[R] Simulation - Natrual Selection
Ben Ward
benjamin.ward at bathspa.org
Wed Jan 5 19:39:40 CET 2011
On 05/01/2011 17:40, Bert Gunter wrote:
>> My hypothesis was specified before I did my experiment. Whilst far from
>> perfect, I've tried to do the best I can to assess rise in resistance,
>> without going into genetics as it's not possible. (Although may be at the
>> next institution I've applied for MSc).
>>
>> With my hypothesis (I mentioned it below), I was of the frame of mind that a
>> nonsignificant p-value on the cleaner variable (for now - experiment is far
>> from over), indicated a lack of evidence for rejecting the null. And so at
>> the minute, it looks like the type of cleaner makes no difference.

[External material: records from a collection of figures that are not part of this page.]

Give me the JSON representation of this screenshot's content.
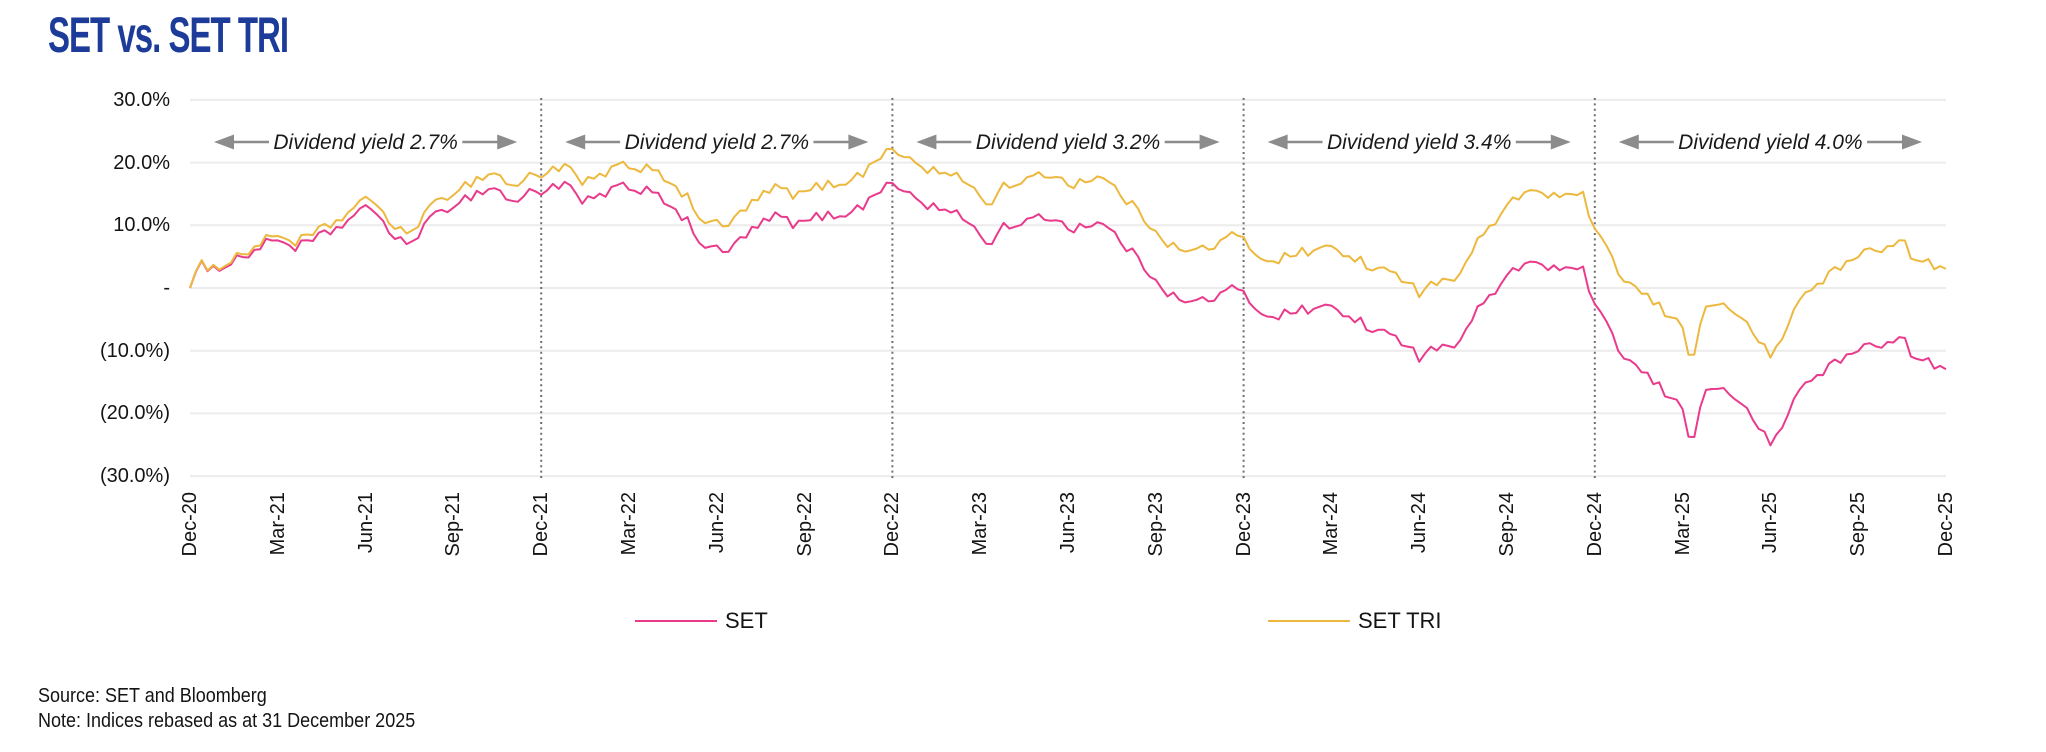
{
  "title": "SET vs. SET TRI",
  "footer": {
    "source": "Source: SET and Bloomberg",
    "note": "Note: Indices rebased as at 31 December 2025"
  },
  "legend": [
    {
      "label": "SET",
      "color": "#e93a8c"
    },
    {
      "label": "SET TRI",
      "color": "#edb83e"
    }
  ],
  "colors": {
    "title": "#1d3c99",
    "set_line": "#e93a8c",
    "set_tri_line": "#edb83e",
    "gridline": "#ececec",
    "separator": "#6e6e6e",
    "arrow": "#8c8c8c"
  },
  "chart_data": {
    "type": "line",
    "title": "SET vs. SET TRI",
    "x_unit": "months since Dec-2020",
    "x_range_months": [
      0,
      60
    ],
    "ylim": [
      -30,
      30
    ],
    "grid": "horizontal",
    "legend_position": "bottom",
    "y_ticks": [
      {
        "label": "30.0%",
        "value": 30
      },
      {
        "label": "20.0%",
        "value": 20
      },
      {
        "label": "10.0%",
        "value": 10
      },
      {
        "label": "-",
        "value": 0
      },
      {
        "label": "(10.0%)",
        "value": -10
      },
      {
        "label": "(20.0%)",
        "value": -20
      },
      {
        "label": "(30.0%)",
        "value": -30
      }
    ],
    "x_tick_labels": [
      "Dec-20",
      "Mar-21",
      "Jun-21",
      "Sep-21",
      "Dec-21",
      "Mar-22",
      "Jun-22",
      "Sep-22",
      "Dec-22",
      "Mar-23",
      "Jun-23",
      "Sep-23",
      "Dec-23",
      "Mar-24",
      "Jun-24",
      "Sep-24",
      "Dec-24",
      "Mar-25",
      "Jun-25",
      "Sep-25",
      "Dec-25"
    ],
    "separators_months": [
      12,
      24,
      36,
      48
    ],
    "annotations": [
      {
        "label": "Dividend yield 2.7%",
        "from_month": 0,
        "to_month": 12
      },
      {
        "label": "Dividend yield 2.7%",
        "from_month": 12,
        "to_month": 24
      },
      {
        "label": "Dividend yield 3.2%",
        "from_month": 24,
        "to_month": 36
      },
      {
        "label": "Dividend yield 3.4%",
        "from_month": 36,
        "to_month": 48
      },
      {
        "label": "Dividend yield 4.0%",
        "from_month": 48,
        "to_month": 60
      }
    ],
    "series": [
      {
        "name": "SET",
        "color": "#e93a8c",
        "points": [
          [
            0,
            0
          ],
          [
            0.3,
            5
          ],
          [
            0.6,
            2
          ],
          [
            1,
            3.5
          ],
          [
            2,
            5.5
          ],
          [
            3,
            8
          ],
          [
            3.5,
            6.5
          ],
          [
            4,
            7
          ],
          [
            5,
            9.5
          ],
          [
            5.8,
            12
          ],
          [
            6.3,
            13
          ],
          [
            7,
            7.5
          ],
          [
            7.5,
            7
          ],
          [
            8,
            10
          ],
          [
            9,
            13.5
          ],
          [
            10,
            15.5
          ],
          [
            10.5,
            16
          ],
          [
            11,
            13.5
          ],
          [
            11.7,
            15.5
          ],
          [
            12,
            15.5
          ],
          [
            12.5,
            16.5
          ],
          [
            13,
            16
          ],
          [
            13.4,
            13.5
          ],
          [
            14,
            14.5
          ],
          [
            14.7,
            16.5
          ],
          [
            15,
            15
          ],
          [
            15.5,
            16
          ],
          [
            16,
            15.5
          ],
          [
            16.5,
            12
          ],
          [
            17,
            10.5
          ],
          [
            17.5,
            7
          ],
          [
            18,
            6
          ],
          [
            18.3,
            5.5
          ],
          [
            19,
            8.5
          ],
          [
            20,
            11.5
          ],
          [
            20.8,
            10
          ],
          [
            21.5,
            11.5
          ],
          [
            22,
            11.5
          ],
          [
            23,
            13
          ],
          [
            23.8,
            17
          ],
          [
            24,
            16
          ],
          [
            24.5,
            15.5
          ],
          [
            25,
            13.5
          ],
          [
            26,
            12
          ],
          [
            26.5,
            11
          ],
          [
            27,
            9
          ],
          [
            27.3,
            5.5
          ],
          [
            27.6,
            9.5
          ],
          [
            28,
            10
          ],
          [
            29,
            11
          ],
          [
            29.5,
            11.5
          ],
          [
            30,
            9.5
          ],
          [
            31,
            10.5
          ],
          [
            31.5,
            9
          ],
          [
            32,
            6.5
          ],
          [
            33,
            1.5
          ],
          [
            33.5,
            -1
          ],
          [
            34,
            -2.5
          ],
          [
            35,
            -1.5
          ],
          [
            35.7,
            0
          ],
          [
            36,
            -1
          ],
          [
            36.5,
            -3.5
          ],
          [
            37,
            -4.5
          ],
          [
            38,
            -3.5
          ],
          [
            39,
            -3
          ],
          [
            39.5,
            -4.5
          ],
          [
            40,
            -5
          ],
          [
            40.3,
            -8
          ],
          [
            41,
            -6.5
          ],
          [
            42,
            -11
          ],
          [
            42.5,
            -9
          ],
          [
            43,
            -10
          ],
          [
            43.5,
            -7
          ],
          [
            44,
            -3.5
          ],
          [
            45,
            1.5
          ],
          [
            45.7,
            4.5
          ],
          [
            46,
            4
          ],
          [
            47,
            2.5
          ],
          [
            47.5,
            4
          ],
          [
            48,
            -3
          ],
          [
            49,
            -11
          ],
          [
            50,
            -15
          ],
          [
            50.7,
            -18
          ],
          [
            51,
            -19
          ],
          [
            51.3,
            -25
          ],
          [
            51.8,
            -16
          ],
          [
            52,
            -16.5
          ],
          [
            52.4,
            -15.5
          ],
          [
            53,
            -19
          ],
          [
            53.5,
            -21
          ],
          [
            54,
            -25.5
          ],
          [
            54.3,
            -23
          ],
          [
            55,
            -16
          ],
          [
            56,
            -12.5
          ],
          [
            57,
            -10
          ],
          [
            57.5,
            -8.5
          ],
          [
            58,
            -9
          ],
          [
            58.5,
            -8
          ],
          [
            59,
            -11.5
          ],
          [
            59.5,
            -12
          ],
          [
            60,
            -13
          ]
        ]
      },
      {
        "name": "SET TRI",
        "color": "#edb83e",
        "points": [
          [
            0,
            0
          ],
          [
            0.3,
            5.1
          ],
          [
            0.6,
            2.1
          ],
          [
            1,
            3.7
          ],
          [
            2,
            6
          ],
          [
            3,
            8.7
          ],
          [
            3.5,
            7.3
          ],
          [
            4,
            7.9
          ],
          [
            5,
            10.6
          ],
          [
            5.8,
            13.3
          ],
          [
            6.3,
            14.4
          ],
          [
            7,
            9.1
          ],
          [
            7.5,
            8.7
          ],
          [
            8,
            11.8
          ],
          [
            9,
            15.5
          ],
          [
            10,
            17.8
          ],
          [
            10.5,
            18.4
          ],
          [
            11,
            16
          ],
          [
            11.7,
            18.1
          ],
          [
            12,
            18.2
          ],
          [
            12.5,
            19.3
          ],
          [
            13,
            18.9
          ],
          [
            13.4,
            16.5
          ],
          [
            14,
            17.7
          ],
          [
            14.7,
            19.8
          ],
          [
            15,
            18.4
          ],
          [
            15.5,
            19.5
          ],
          [
            16,
            19.1
          ],
          [
            16.5,
            15.7
          ],
          [
            17,
            14.3
          ],
          [
            17.5,
            10.9
          ],
          [
            18,
            10.1
          ],
          [
            18.3,
            9.6
          ],
          [
            19,
            12.8
          ],
          [
            20,
            16
          ],
          [
            20.8,
            14.7
          ],
          [
            21.5,
            16.3
          ],
          [
            22,
            16.5
          ],
          [
            23,
            18.2
          ],
          [
            23.8,
            22.4
          ],
          [
            24,
            21.4
          ],
          [
            24.5,
            21
          ],
          [
            25,
            19.2
          ],
          [
            26,
            17.9
          ],
          [
            26.5,
            17.1
          ],
          [
            27,
            15.2
          ],
          [
            27.3,
            11.8
          ],
          [
            27.6,
            15.9
          ],
          [
            28,
            16.5
          ],
          [
            29,
            17.7
          ],
          [
            29.5,
            18.4
          ],
          [
            30,
            16.5
          ],
          [
            31,
            17.8
          ],
          [
            31.5,
            16.4
          ],
          [
            32,
            14
          ],
          [
            33,
            9.3
          ],
          [
            33.5,
            6.9
          ],
          [
            34,
            5.6
          ],
          [
            35,
            6.8
          ],
          [
            35.7,
            8.5
          ],
          [
            36,
            7.6
          ],
          [
            36.5,
            5.2
          ],
          [
            37,
            4.4
          ],
          [
            38,
            5.7
          ],
          [
            39,
            6.5
          ],
          [
            39.5,
            5.1
          ],
          [
            40,
            4.7
          ],
          [
            40.3,
            1.8
          ],
          [
            41,
            3.5
          ],
          [
            42,
            -0.7
          ],
          [
            42.5,
            1.4
          ],
          [
            43,
            0.6
          ],
          [
            43.5,
            3.7
          ],
          [
            44,
            7.4
          ],
          [
            45,
            12.7
          ],
          [
            45.7,
            15.9
          ],
          [
            46,
            15.4
          ],
          [
            47,
            14.2
          ],
          [
            47.5,
            15.9
          ],
          [
            48,
            9
          ],
          [
            49,
            1.3
          ],
          [
            50,
            -2.3
          ],
          [
            50.7,
            -5.1
          ],
          [
            51,
            -6
          ],
          [
            51.3,
            -11.9
          ],
          [
            51.8,
            -2.7
          ],
          [
            52,
            -3.2
          ],
          [
            52.4,
            -2
          ],
          [
            53,
            -5.3
          ],
          [
            53.5,
            -7.2
          ],
          [
            54,
            -11.5
          ],
          [
            54.3,
            -8.9
          ],
          [
            55,
            -1.7
          ],
          [
            56,
            2.2
          ],
          [
            57,
            5
          ],
          [
            57.5,
            6.7
          ],
          [
            58,
            6.3
          ],
          [
            58.5,
            7.5
          ],
          [
            59,
            4.2
          ],
          [
            59.5,
            3.8
          ],
          [
            60,
            3
          ]
        ]
      }
    ]
  }
}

> I have no fundamental objection, but be careful. I would simply
> qualify your last sentence by saying that it means that the
> experimental noise is to great to precisely determine the size of the
> cleaner effect. Scientific reality tells us that it is never exactly
> 0; what your results show is that your uncertainty about the value of
> the difference encompasses both positive and negative values. This
> does NOT mean that the difference might not be scientifically large
> enough to be of interest -- a confidence interval for the difference
> (MUCH better than a P value) would help you determine that. If the
> interval is narrow enough that the difference, positive or negative,
> is too small to be of scientific interest, then you're done. If the
> linterval is large, then it tells you that you need more data, a
> better experiment (less noisy) etc.
>
> -- Bert
>
At the moment I wouldn't call the confidence interval small, it's
definately wide, and at the minute the confidence interval covers zero.
My R-squared at the minite is also 0.5, this is mostly due to the few
extreme cases of adaptation as I mentioned before, but I'm hesitant to
remove it as papers in my literature study which also evolve bacteria
show that there is often (sometimes wide) variation in the paths
populations take. So whilst mathematically a bit undesirable, and makes
me and the model uncertain, it does fall into place with what is known,
or has been previously shown of the reality of selection. Again if I
include the data from the bacteria dropped from the study, all that
"improves", and uncertainty is reduced.
It may also be worth me mentioning, I am also taking a more traditional
approach (by that I mean a more "Statistics 101" approach, indeed that
is all the stats tuition covered in my course as a taught element),
incase what I've described above did not work or was not ideal, because
we (me and my supervisor) did forsee a model report may contain a lot of
uncertainty. Indeed we did expect some populations to adapt and some to
not etc. So I've also been collecting data on the width of the zones of
inhibition shown by putting disks of cleaner on plates of growth, and
measuring the dead zone that results. I can get lots of data from this
with only a few plates, and doing this at the start of the study, a few
times in the middle, and at the end. Will allow me to do more
traditional analysis, for example t.test on the dead zone widths at the
end of the study, between cleaner a and b. Or a non parametric
equivalent, maybe even a permutation test. The modelling stuff is
already beyond what my supervisor expects of me, but I felt it would add
value and a lot more insight to the study, allowing more variables to be
accounted for, than a more short-sighted traditional "test".